As told to Elisabeth Easther

Growing up in Kaikohe, we used to play tiggy on our bikes, and use the whole town as our playground. Sometimes we'd cycle down to Twin Bridges and camp and swim. Or we'd head to Ngawha, to the spa at the old hotel, but unfortunately it's closed now.

When I was at Teachers' College, one summer a group of us cycled around the South Island for six weeks. Because one of us was a scout, we stayed in scout halls; we also had tents, so sometimes we freedom camped, although it wasn't called that then. Because we didn't have cellphones, we didn't have weather forecasts, so we'd just get up and start cycling – but one day the wind was blowing over 100km an hour. We also got caught in a horrible flood in Lyell.

I went on an overseas experience when I was quite young and that helped me work out which places I wanted to go back to, and which ones I never wanted to see again. The first time I went to Venice, I thought it was quite dirty and needed a good water blasting. As for London, just walking around made your clothes go black. I loved Ireland and Scotland, I think because they reminded me of home. I also loved Austria. Coming from Northland, we never saw snow and I remember our tour bus driving through snow. Seeing it fall was like something from Disneyland.

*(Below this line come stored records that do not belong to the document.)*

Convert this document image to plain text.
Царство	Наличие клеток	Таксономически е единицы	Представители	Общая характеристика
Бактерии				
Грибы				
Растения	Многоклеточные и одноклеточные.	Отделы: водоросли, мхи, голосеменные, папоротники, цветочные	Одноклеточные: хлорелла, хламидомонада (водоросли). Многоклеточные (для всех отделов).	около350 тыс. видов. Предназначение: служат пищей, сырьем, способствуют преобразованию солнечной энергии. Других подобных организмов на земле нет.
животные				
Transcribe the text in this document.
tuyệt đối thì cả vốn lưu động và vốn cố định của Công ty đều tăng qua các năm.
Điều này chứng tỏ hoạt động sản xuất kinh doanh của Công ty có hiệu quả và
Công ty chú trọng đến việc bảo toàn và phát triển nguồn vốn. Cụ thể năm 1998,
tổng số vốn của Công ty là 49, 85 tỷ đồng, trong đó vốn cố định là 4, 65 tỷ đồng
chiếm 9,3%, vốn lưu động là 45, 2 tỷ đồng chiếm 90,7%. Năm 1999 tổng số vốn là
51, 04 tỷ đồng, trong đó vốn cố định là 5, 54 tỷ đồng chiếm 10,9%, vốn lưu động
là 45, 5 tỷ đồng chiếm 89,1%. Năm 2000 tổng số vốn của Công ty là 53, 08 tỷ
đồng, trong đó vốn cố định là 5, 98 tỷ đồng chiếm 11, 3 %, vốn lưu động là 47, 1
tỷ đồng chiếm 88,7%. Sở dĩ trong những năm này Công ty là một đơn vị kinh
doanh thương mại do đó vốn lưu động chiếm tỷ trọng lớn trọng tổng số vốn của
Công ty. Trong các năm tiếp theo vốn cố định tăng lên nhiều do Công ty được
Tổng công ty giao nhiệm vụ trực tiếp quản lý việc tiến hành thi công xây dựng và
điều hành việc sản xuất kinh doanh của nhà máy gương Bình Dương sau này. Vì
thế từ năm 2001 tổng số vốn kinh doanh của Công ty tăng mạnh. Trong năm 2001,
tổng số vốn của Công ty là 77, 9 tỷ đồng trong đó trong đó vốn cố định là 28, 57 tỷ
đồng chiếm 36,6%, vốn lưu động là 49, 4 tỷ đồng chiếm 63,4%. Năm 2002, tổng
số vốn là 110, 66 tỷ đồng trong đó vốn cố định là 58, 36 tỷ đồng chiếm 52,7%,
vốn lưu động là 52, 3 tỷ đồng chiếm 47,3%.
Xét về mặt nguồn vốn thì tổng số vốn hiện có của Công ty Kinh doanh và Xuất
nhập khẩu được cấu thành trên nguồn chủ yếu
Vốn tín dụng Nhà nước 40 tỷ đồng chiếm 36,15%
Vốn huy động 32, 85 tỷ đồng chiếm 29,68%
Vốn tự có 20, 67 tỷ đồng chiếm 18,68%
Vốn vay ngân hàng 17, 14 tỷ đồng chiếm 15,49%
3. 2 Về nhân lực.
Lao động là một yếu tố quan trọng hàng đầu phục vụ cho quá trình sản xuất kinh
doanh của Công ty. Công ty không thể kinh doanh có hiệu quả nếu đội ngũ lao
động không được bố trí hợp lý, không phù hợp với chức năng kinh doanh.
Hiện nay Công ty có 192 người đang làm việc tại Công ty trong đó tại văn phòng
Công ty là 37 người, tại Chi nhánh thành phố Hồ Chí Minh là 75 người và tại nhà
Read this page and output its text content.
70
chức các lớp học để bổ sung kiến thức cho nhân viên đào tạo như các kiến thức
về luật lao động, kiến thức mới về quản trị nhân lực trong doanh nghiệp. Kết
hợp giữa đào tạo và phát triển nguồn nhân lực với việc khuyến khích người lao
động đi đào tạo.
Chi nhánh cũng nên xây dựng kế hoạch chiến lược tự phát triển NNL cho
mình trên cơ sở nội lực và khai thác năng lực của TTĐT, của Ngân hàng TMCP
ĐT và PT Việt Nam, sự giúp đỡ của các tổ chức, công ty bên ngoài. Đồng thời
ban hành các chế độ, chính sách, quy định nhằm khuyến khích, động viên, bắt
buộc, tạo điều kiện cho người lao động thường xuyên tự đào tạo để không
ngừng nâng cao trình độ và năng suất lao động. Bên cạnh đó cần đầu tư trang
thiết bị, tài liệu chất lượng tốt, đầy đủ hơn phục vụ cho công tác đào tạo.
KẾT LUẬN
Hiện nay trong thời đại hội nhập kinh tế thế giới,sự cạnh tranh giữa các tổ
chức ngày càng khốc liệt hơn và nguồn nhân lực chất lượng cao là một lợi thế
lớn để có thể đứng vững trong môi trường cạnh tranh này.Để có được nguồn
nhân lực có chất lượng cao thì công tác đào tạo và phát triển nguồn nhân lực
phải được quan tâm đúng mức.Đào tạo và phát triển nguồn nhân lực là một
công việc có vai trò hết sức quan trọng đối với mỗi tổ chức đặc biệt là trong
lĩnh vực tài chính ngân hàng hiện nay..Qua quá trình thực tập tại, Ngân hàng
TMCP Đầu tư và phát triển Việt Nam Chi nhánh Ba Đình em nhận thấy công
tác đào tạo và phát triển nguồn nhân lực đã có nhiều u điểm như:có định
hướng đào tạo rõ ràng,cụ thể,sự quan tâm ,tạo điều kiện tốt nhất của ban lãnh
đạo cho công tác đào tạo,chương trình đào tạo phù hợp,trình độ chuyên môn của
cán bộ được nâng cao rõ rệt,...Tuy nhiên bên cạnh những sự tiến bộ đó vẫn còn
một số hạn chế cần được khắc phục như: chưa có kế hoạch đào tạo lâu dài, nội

About 30 years ago, I was living in Rerewhakaaitu at the base of Mt Tarawera near Rotorua. It was the school holidays and I'd been out to get groceries when I picked up some Swiss hitchhikers. They were hitching to Minginui to do the Whirinaki Track, and I said "you'll never get a ride here", so I took them home for lunch then dropped them where they wanted to go. And I said to them, "if you want to walk up Mt Tarawera, come back on Saturday morning and I'll take you". Well they hitched back and were at my doorstep at 7:30 on Saturday morning. We went up Mt Tarawera and we've been friends ever since. They live in New Zealand now and we've done a lot of travel together, including walking Te Araora trail.

When I was principal of Russell School I took leave without pay and the three of us walked the North Island which took 65 days. We also took my motorhome, which is like a photo album on wheels. I got sick of looking at all the whiteness, and then I discovered The Decal Shop. We had all these pictures we never looked at except in our computers, so I sent them some photos and the decal place printed them out. I ordered oval ones, so it didn't matter if I put them on crooked.

In January I took early retirement and we walked the South Island and it was the perfect summer. But Te Araroa was lot more crowded than the last time. There are more than 1000 people doing it each year now.

Eight years ago, Rikki from the Duke of Marlborough called a meeting of local people who were interested in getting more visitors to Russell in the shoulder season and the idea to showcase our walks was born. The Bay of Islands Walking Weekend has a really personal feeling. You get to meet the locals and have a good walk. One woman came three times, and she liked the spirit and feel of the place so much she bought a house here and now she's one of our guides.

One walk has you picked up at 6:30am and taken to Tapeka to watch the sun rise over the islands, then there's breakfast at a local's house to look at the view, then we walk back to town. On the way we stop to meet Jim, he's 85 and walks to Russell every day. He's put in a track called Jim's Walkway. Then we go to The Eagles Nest and they share their story, then it's over to Frank Habicht, the photographer. Frank is very articulate and loves to tell stories about his photographs. He's taken pictures of all sorts of people, including The Beatles. He's very entertaining. Then we get them back to the Bowling Club in time for lunch.

There are 18 walks this year, but it's really hard to choose a favourite. There's one I compare to the Tongariro Crossing, it has the same beauty but without the crowds. The Pukehuia and Whangamumu Whaling Walk is about 10km. We start at Rawhiti and look out over to the Cavalli Islands, then we drop down through beautiful kauri forest to the old whaling station and the scenery is stunning.

When I was working, walking really helped when I needed to think. I like how walking helps you find yourself and, if you're stressed about something, after a good walk, you often realise your problem wasn't so bad after all.

William Fuller is a walking guide and will be involved in the Bay of Islands Walking Weekend, October 18-20.